First up is Ghent in northwest Belgium where Mr Merlin Labron-Johnson – head chef of London’s Michelin-starred and much-loved Portland, and new restaurant Clipstone (which opened last week) – spent his formative years. “I worked at a Michelin-star restaurant called In De Wulf – it’s about an hour from Ghent. I spent two-and-a-half years there,” says Mr Johnson, who is known for his innovative French cooking. Here, he details his favourite spots to eat and drink, and explains why Ghent is well worth a visit.

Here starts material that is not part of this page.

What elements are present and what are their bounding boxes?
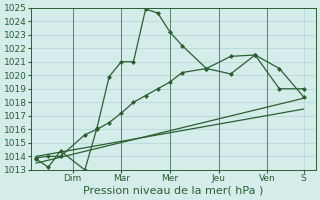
- X-axis label: Pression niveau de la mer( hPa ): Pression niveau de la mer( hPa ): [84, 186, 264, 196]
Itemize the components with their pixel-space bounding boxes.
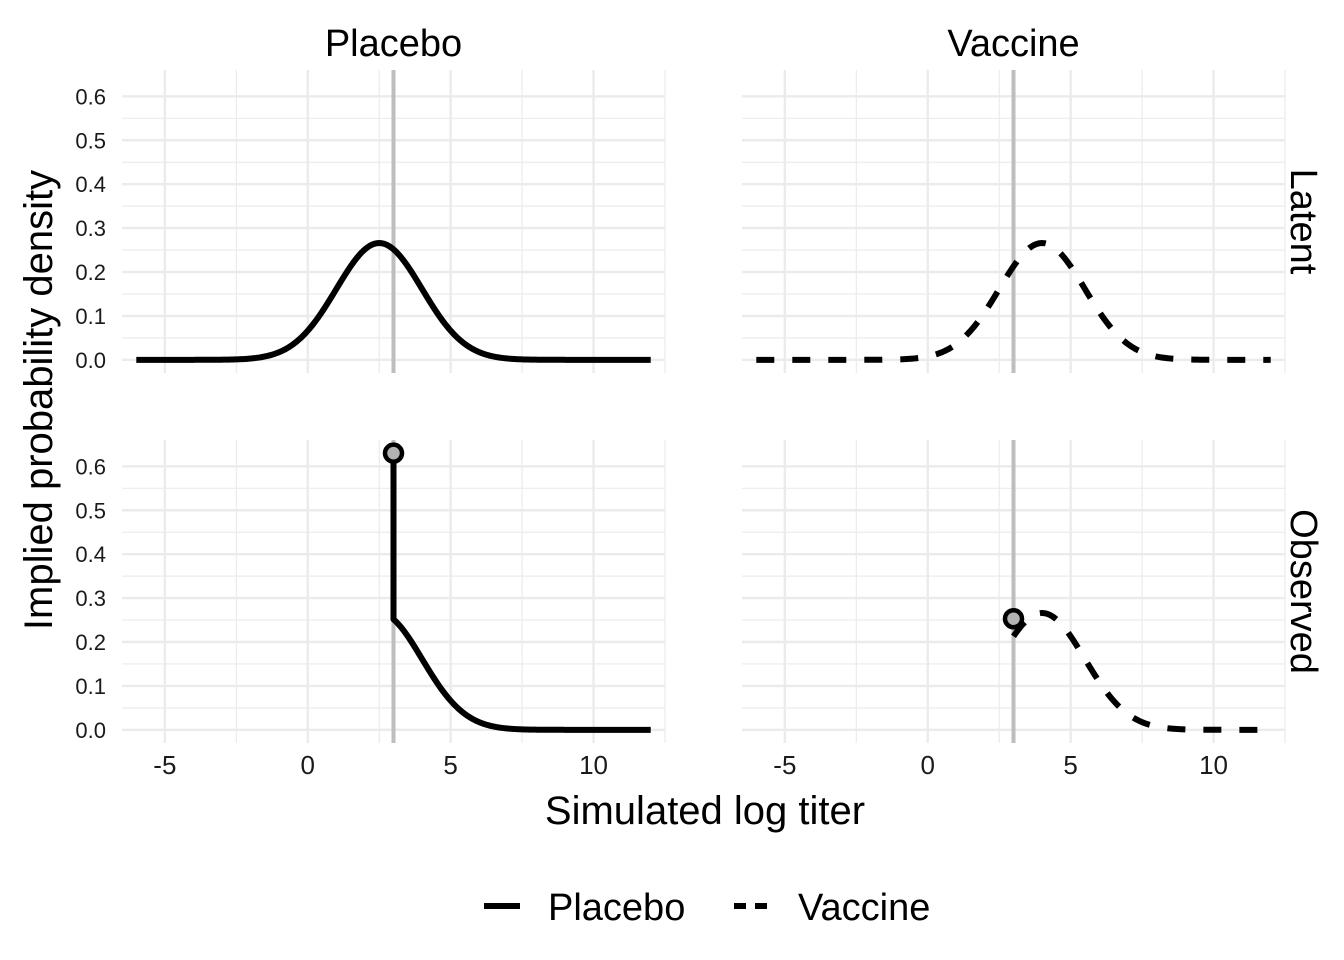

“Ghent is very undiscovered, beautiful and underrated. A lot of people don’t know where it is. It’s a unique, gothic city with a castle right in the middle of it. It has great food, art and fashion scenes. My favourite restaurant in the world is in Ghent – but the city isn’t known for its food, and nor is Belgium. The most-known dish is fries and mussels… or mussels and fries. Followed by the carbonnade flamande, which is basically meat bathed in beer, and is delicious.”
WHERE TO GO…
Photographs by Mr Piet de Kersgieter, courtesy of De Superette
“I’d take you to De Superette [Guldenspoorstraat 21, 9000 Gent], which means ‘supermarket’ in English. It’s my old boss from In De Wulf collaborating with an American baker. It’s a cross between a restaurant, a café and an incredible bakery, where they have some of the best bread in the world. It’s open all day, and they have a girl called Valentina – the top barista in Belgium – making coffee. In the evening, it’s a bit more of a restaurant. They make pizzas in their wood-fired oven. I go there for breakfast and have an amazing coffee, one of their pastries and one of their brunch-type items.”
For lunch or dinner
Photographs by Mr Piet De Kersgieter
“My favourite restaurant in the world is Jef [Lange Steenstraat 10, 9000 Gent] and it’s run by a chef called Jason Blanckaert. He used to work in a Michelin-starred restaurant and then he decided to open this place with his wife. The pair refuse to be in any kind of guide and he cooks the most delicious food all on his own. He has a way of cooking so generously, almost as if he’s cooking for himself. This is food that is, above all, tasty. The restaurant has amazing suppliers – great vegetables, in particular. They usually offer a selection of snacks and three starters, mains and desserts. The last time I went, I had grilled pork belly with lots of onions accompanied by a tartare of pork brain mixed with loads of pickled mustard – it was super-fresh. The desserts are extremely satisfying as well.”
For a drink
Photographs by Ms Zaza Bertrand, courtesy of Jigger’s
“If you’ve been to these places you probably won’t be that hungry any more. So go to Jigger’s [Oudburg 16, 9000 Ghent] – a really great cocktail bar run one of Belgium’s best-known cocktail guys, Mr Olivier Jacobs, who experiments a lot with wild herbs and fermentation. It’s only got a few tables and they do about three or four different cocktails a day, which the staff write down in this lovely notepad so you can see all the drinks they have been making over the years. They’re really interesting. The bar makes its own fermented stuff, and infusions, etc. Generally, the beer in Ghent is great as well. Trappist beer is made by the monks in monasteries, which isn’t a myth. You’ll also find lambic beer, which is a sour ale – a real connoisseur's drink. The beers you get in British pubs, such as Leffe, you wouldn’t consider drinking here.”